A network can have a set of weights associated with it. A weight is used to represent the cost of traversing a feature in the network. For example, in a water network, a certain amount of pressure is lost when traveling the length of a transmission main due to surface friction within the pipe.
Network weights are associated with one to many feature classes in your geometric network and are stored within the logical network. Weight values for each network element are derived from attributes on the corresponding feature. In the transmission main example above, the weight value is derived from the length attribute of the feature.

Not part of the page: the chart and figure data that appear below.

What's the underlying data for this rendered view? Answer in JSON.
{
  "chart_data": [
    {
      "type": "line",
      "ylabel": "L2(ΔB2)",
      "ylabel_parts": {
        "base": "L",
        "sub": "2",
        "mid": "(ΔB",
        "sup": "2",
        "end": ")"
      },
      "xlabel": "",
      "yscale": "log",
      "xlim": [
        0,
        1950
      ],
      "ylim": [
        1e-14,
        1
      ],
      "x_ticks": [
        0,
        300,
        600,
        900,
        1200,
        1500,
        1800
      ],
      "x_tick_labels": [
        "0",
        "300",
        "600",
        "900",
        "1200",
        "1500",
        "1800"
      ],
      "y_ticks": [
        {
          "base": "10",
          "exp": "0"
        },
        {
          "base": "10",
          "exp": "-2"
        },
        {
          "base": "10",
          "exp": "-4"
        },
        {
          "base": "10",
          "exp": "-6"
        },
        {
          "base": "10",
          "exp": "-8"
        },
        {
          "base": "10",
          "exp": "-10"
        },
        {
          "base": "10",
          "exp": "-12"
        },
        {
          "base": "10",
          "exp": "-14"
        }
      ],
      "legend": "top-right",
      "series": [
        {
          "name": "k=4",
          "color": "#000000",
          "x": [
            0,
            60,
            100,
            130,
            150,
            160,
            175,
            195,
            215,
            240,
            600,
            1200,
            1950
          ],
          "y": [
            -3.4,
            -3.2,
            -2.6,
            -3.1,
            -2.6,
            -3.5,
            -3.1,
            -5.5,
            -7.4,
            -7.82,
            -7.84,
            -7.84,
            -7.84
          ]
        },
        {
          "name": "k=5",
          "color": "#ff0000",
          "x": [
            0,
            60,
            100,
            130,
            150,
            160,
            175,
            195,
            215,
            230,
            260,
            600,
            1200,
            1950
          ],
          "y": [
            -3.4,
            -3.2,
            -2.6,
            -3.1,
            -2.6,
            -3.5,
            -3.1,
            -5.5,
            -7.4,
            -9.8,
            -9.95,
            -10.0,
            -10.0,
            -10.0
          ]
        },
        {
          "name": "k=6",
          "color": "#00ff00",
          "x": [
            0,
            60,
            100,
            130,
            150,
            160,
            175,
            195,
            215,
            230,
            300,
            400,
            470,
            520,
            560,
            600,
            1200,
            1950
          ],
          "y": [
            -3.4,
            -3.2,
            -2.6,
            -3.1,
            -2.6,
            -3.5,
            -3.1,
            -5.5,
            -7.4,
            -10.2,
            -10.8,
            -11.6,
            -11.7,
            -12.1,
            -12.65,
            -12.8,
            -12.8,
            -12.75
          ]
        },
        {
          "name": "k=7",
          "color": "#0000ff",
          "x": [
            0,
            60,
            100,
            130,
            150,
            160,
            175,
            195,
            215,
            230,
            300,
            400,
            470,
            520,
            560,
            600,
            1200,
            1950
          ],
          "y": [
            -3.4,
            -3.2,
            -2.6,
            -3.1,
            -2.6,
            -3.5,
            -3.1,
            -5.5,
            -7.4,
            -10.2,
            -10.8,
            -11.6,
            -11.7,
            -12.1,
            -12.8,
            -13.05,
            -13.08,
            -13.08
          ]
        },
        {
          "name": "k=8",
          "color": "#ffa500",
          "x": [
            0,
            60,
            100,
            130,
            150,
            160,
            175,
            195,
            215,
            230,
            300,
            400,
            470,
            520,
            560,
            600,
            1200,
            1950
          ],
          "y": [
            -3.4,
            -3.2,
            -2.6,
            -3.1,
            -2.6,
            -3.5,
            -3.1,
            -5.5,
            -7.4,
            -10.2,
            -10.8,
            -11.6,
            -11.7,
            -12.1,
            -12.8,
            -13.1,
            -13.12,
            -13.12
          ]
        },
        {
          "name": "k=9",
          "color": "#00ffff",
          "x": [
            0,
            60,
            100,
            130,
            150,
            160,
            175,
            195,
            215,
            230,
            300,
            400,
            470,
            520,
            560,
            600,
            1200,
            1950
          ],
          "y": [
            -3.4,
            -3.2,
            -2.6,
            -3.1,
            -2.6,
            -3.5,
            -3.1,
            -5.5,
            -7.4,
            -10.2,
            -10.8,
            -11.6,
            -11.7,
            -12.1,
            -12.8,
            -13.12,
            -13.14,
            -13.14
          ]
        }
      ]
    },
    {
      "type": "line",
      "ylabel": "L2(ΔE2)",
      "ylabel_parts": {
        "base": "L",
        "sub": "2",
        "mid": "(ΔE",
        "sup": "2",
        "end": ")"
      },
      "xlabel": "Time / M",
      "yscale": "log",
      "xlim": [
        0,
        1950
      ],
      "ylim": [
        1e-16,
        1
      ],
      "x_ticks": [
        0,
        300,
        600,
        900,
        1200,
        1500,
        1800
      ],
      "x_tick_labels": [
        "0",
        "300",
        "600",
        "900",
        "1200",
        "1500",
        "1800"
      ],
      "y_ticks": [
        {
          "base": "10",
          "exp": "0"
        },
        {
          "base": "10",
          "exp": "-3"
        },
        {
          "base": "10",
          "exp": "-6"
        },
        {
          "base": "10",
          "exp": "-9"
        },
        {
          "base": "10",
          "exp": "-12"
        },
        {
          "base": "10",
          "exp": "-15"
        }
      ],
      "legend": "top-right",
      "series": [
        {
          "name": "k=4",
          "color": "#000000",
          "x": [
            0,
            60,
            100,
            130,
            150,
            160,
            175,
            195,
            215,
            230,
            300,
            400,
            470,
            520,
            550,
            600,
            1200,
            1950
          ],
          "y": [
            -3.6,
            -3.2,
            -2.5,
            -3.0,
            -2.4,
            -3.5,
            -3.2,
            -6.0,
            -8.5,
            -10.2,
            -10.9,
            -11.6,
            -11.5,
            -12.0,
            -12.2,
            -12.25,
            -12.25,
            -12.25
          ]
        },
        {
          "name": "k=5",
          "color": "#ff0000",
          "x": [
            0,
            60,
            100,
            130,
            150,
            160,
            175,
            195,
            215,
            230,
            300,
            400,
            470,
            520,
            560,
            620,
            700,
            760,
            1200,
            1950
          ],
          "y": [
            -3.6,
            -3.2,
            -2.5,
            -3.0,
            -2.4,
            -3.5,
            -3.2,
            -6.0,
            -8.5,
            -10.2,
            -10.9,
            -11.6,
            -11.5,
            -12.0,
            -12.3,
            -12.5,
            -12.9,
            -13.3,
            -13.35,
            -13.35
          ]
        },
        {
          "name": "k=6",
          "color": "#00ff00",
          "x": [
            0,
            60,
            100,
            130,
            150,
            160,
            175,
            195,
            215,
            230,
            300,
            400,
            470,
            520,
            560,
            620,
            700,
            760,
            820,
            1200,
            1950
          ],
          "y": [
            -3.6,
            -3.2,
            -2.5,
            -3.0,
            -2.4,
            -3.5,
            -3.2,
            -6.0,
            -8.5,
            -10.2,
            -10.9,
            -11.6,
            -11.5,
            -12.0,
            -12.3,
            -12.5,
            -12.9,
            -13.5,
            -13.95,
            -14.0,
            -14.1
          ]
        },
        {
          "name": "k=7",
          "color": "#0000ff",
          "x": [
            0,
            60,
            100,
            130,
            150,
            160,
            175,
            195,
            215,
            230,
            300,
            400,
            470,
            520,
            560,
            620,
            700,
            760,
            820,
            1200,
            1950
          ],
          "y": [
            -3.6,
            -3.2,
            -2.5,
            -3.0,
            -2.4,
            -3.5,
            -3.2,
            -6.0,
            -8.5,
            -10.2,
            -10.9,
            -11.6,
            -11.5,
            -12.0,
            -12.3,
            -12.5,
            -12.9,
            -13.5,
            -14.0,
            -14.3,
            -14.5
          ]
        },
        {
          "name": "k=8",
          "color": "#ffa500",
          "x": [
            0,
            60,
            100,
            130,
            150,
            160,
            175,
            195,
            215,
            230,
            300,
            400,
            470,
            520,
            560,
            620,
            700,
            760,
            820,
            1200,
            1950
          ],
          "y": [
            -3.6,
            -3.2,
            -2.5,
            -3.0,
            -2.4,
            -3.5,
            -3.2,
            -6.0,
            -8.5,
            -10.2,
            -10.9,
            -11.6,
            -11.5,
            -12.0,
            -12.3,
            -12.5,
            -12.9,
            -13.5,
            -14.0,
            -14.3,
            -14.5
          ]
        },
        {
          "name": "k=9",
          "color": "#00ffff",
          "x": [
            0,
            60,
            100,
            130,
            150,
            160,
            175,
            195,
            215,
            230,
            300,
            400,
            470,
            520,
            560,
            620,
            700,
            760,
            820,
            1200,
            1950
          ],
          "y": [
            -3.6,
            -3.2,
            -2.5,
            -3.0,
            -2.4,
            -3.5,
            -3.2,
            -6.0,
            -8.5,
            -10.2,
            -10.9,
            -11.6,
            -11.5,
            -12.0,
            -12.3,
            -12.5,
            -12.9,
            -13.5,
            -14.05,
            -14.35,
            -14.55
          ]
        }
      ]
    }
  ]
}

A network can have any number of weights associated with it. Each feature class in the network may have some, all, or none of these weights associated with its attributes. The weight for each feature is determined by an attribute for that feature. A network weight can be associated with only one attribute in a feature class. The weight can also be associated with multiple feature classes. For example, a weight called Diameter can be associated with the attribute Diameter in the water main feature class and with the attribute Pipe_dia in the water lateral feature class.
A network weight value of zero is reserved and assigned to all orphan junctions. A network weight value of -1 indicates that the feature is impeded and cannot participate in tracing. Also, if a weight is not associated with any attributes of a feature class, then the weight values for all network elements corresponding to that feature class will be zero.
Enabled and disabled features
There are times when you want to block or disable the ability to trace through a feature in your geometric network. This may happen in an electrical network during a power outage, when overhead lines are downed by a storm. Since these power lines are no longer available, you would like to remove them from consideration during tracing operations.
Instead of deleting the feature or disconnecting the feature, you can disable the feature during tracing operations. A feature that is disabled acts as a barrier; when the network is traced, the trace will stop at any barriers it encounters in the network including disabled network features.
The enabled or disabled state of a network feature is a property maintained by a field Enabled. The Enabled field has a domain associated with it, the EnabledDomain. The EnabledDomain, and thus the Enabled field, has two possible values: true or false. When building a geometric network from simple feature classes, this field is automatically added to the input feature classes, and the EnabledDomain is created (if not already present) and is associated with the Enabled field. When you use ArcCatalog to create a network feature class, Enabled is a required field for the feature class.
When adding new features to a network, they are enabled by default.
How the logical network works with weights and the enabled and ancillary roles fields
Values stored in the network weight, ancillary role, and enabled fields are the user's view of the state of the feature in the logical network. When analysis, such as tracing and flow direction calculation, is performed against a network feature, the value of these fields within the feature is not directly referenced to determine the enabled, ancillary role state of the feature or its weight. Instead, these states of the feature are stored in the logical network, which is queried during these operations. This is done for performance reasons.
When you edit a network feature and change the value of the enabled, ancillary role, or weight field, the state of the feature in the internal topology tables is modified to remain in sync with the field values of the feature.